Capturing this reference at build time is very important so you can see exactly what code was used to build your application.
- From a debugging perspective, this saves you wasted time trying to figure out which code was deployed and saves frustration when the deployed application doesn't seem to match the code
- From an auditing perspective, this lets you see exactly who made which changes to a deployed application and when those changes were made
BuildMaster gives you a lot of flexibility in capturing this information. Although you could always manually dig through the execution logs to find this information, a simpler approach is as follows.
- Specify an output parameter on the appropriate get or checkout operation; the operation will them set the value of runtime variable to be the commit number, revision number, etc.
- Set a build variable from the runtime variable; because runtime variables only exist during build time, capturing this as a build variable will create a permanent record on the build
Example: Capturing CommitId from GitHub Repository
By simply specifying the
CommitHash output parameter and the
$CommitId runtime variable, the
Get-Source operation will set the value of
$CommitId to be the commit hash of the code. You can then use this to identify the entire source code state:
GitHub::Get-Source ( From: ProfitCalcRepo, CommitHash => $CommitId, ); Set-BuildVariable CommitId ( Value: $CommitId );
The second operation will then set
$CommitId as a build variable, which means it will be not only visible on the build page, but you can use it in all future deployments on that build.
Best Practice: Use a Variable Renderer for User-friendly Display
A 40-digit SHA1 code (i.e., a Git commit hash) is not at very user-friendly.

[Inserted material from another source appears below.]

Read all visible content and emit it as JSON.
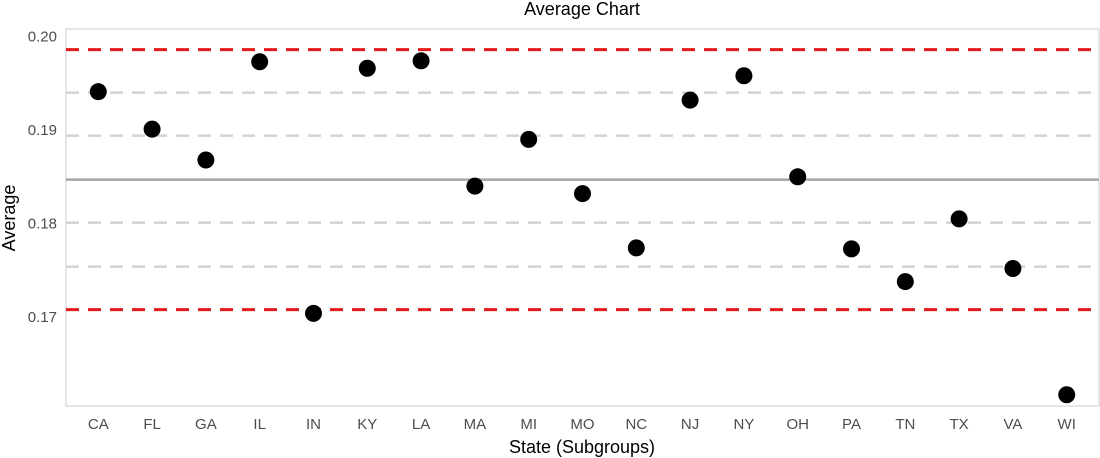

Most web-based Git hosts will shorten these to eight characters for display purposes, while providing a hyperlink to view a page that shows the full commit.
You can do this in BuildMaster with Variable Value Renderers. These are essentially instructions for how to render variables in the UI that have certain names (such
$CommitId). Because you can specify HTML in a value renderer, you link to your source control system while also providing a user-friendly code.

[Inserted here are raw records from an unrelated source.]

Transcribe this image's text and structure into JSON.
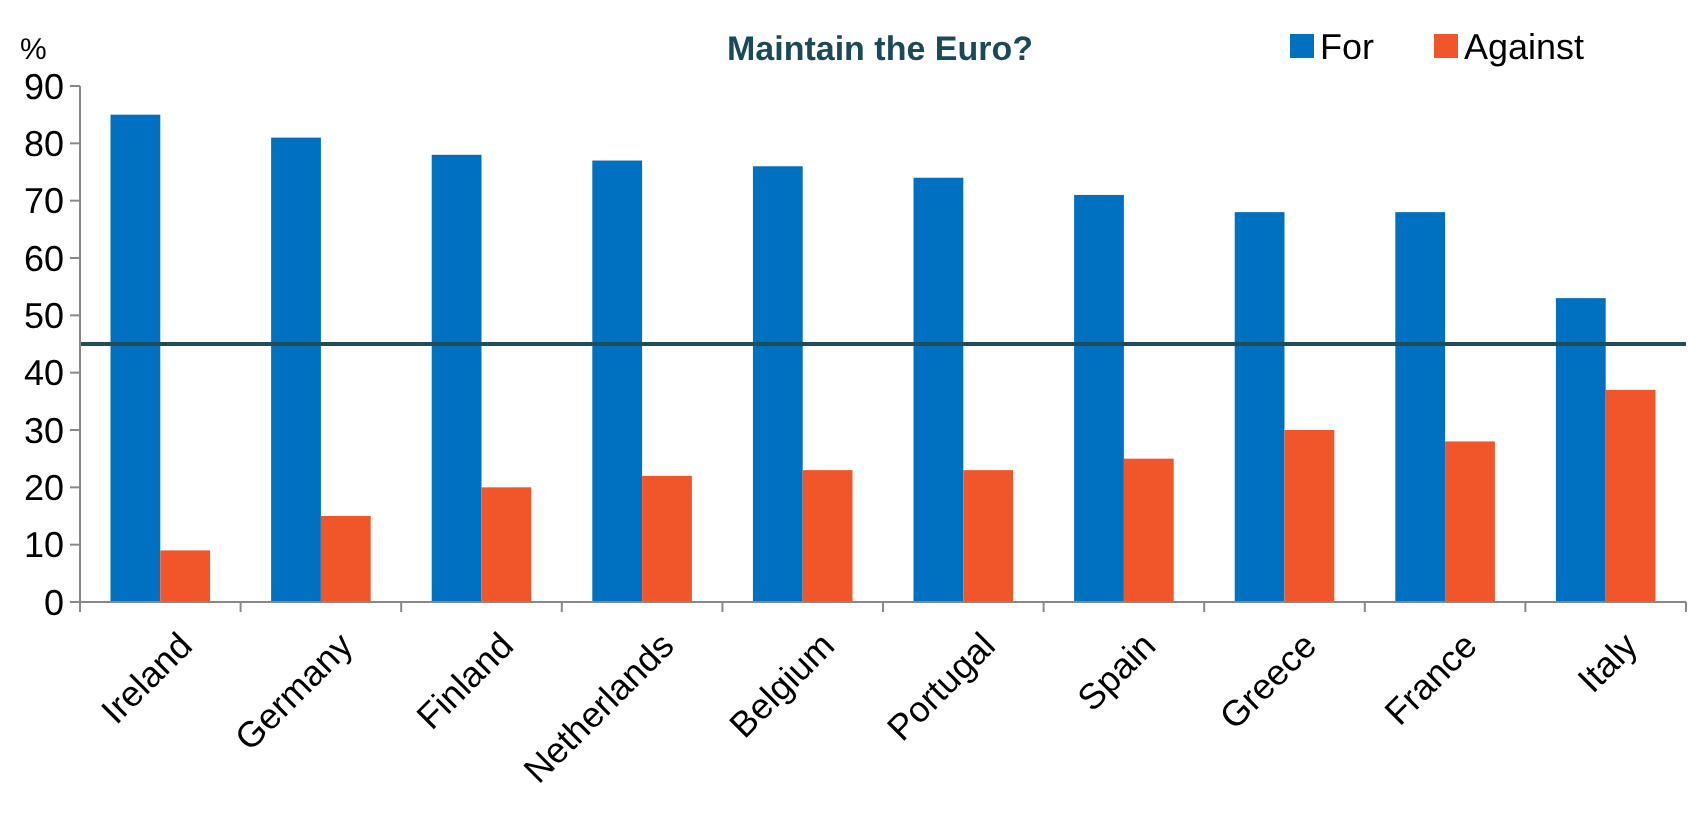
{
  "chart_data": {
    "type": "bar",
    "title": "Maintain the Euro?",
    "ylabel": "%",
    "categories": [
      "Ireland",
      "Germany",
      "Finland",
      "Netherlands",
      "Belgium",
      "Portugal",
      "Spain",
      "Greece",
      "France",
      "Italy"
    ],
    "series": [
      {
        "name": "For",
        "color": "#0070c0",
        "values": [
          85,
          81,
          78,
          77,
          76,
          74,
          71,
          68,
          68,
          53
        ]
      },
      {
        "name": "Against",
        "color": "#f0562a",
        "values": [
          9,
          15,
          20,
          22,
          23,
          23,
          25,
          30,
          28,
          37
        ]
      }
    ],
    "ylim": [
      0,
      90
    ],
    "yticks": [
      0,
      10,
      20,
      30,
      40,
      50,
      60,
      70,
      80,
      90
    ],
    "ref_lines": [
      {
        "axis": "y",
        "value": 45,
        "color": "#1f4e5a"
      }
    ],
    "grid": false,
    "legend": "top right"
  }
}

Tagging/Labeling Source Code
"Tagging" or "labeling" source code is essentially a way to give a user-friendly name to the state of your source code at a specific point in time. Like the little flags marking where a gas line lies underground, these tags/labels help you find a specific code version among thousands or even millions of different versions.
Tags and labels can be used for all sorts of reasons, but they're most effective when used to identify which specific code was deployed to production. This makes it easy to:
- Create a hotfix or patch for a deployed application
- Give developers information about what code was deployed
- Easily find and compare commits by tag/label name instead of obscure
If you're already capturing the commit or revision number in BuildMaster, then each of these will already be possible. However, it's much easier for developers when this information in also source control: Not only is it faster to find information, but many source control systems will create branches or perform other operations directly from a label or tag.
Example: Tagging a Commit in GitHub
This will tag a GitHub-hosted repository with the current release and build number:
GitHub::Tag( Credentials: Hdars-GitHub, Tag: $ReleaseName-$BuildNumber, CommitHash: $CommitId );
$CommitId for the
CommitHash parameter, this operation will likely not tag the current version of the code, but whatever version is represented by
$CommitId. This could have been captured weeks prior.
Because a release-blocking defect can be discovered at any time prior to production, you can never be sure which specific build is deployed until after a build is deployed to production. Therefore, it's best to wait until after you've deployed to production to tag or label the code.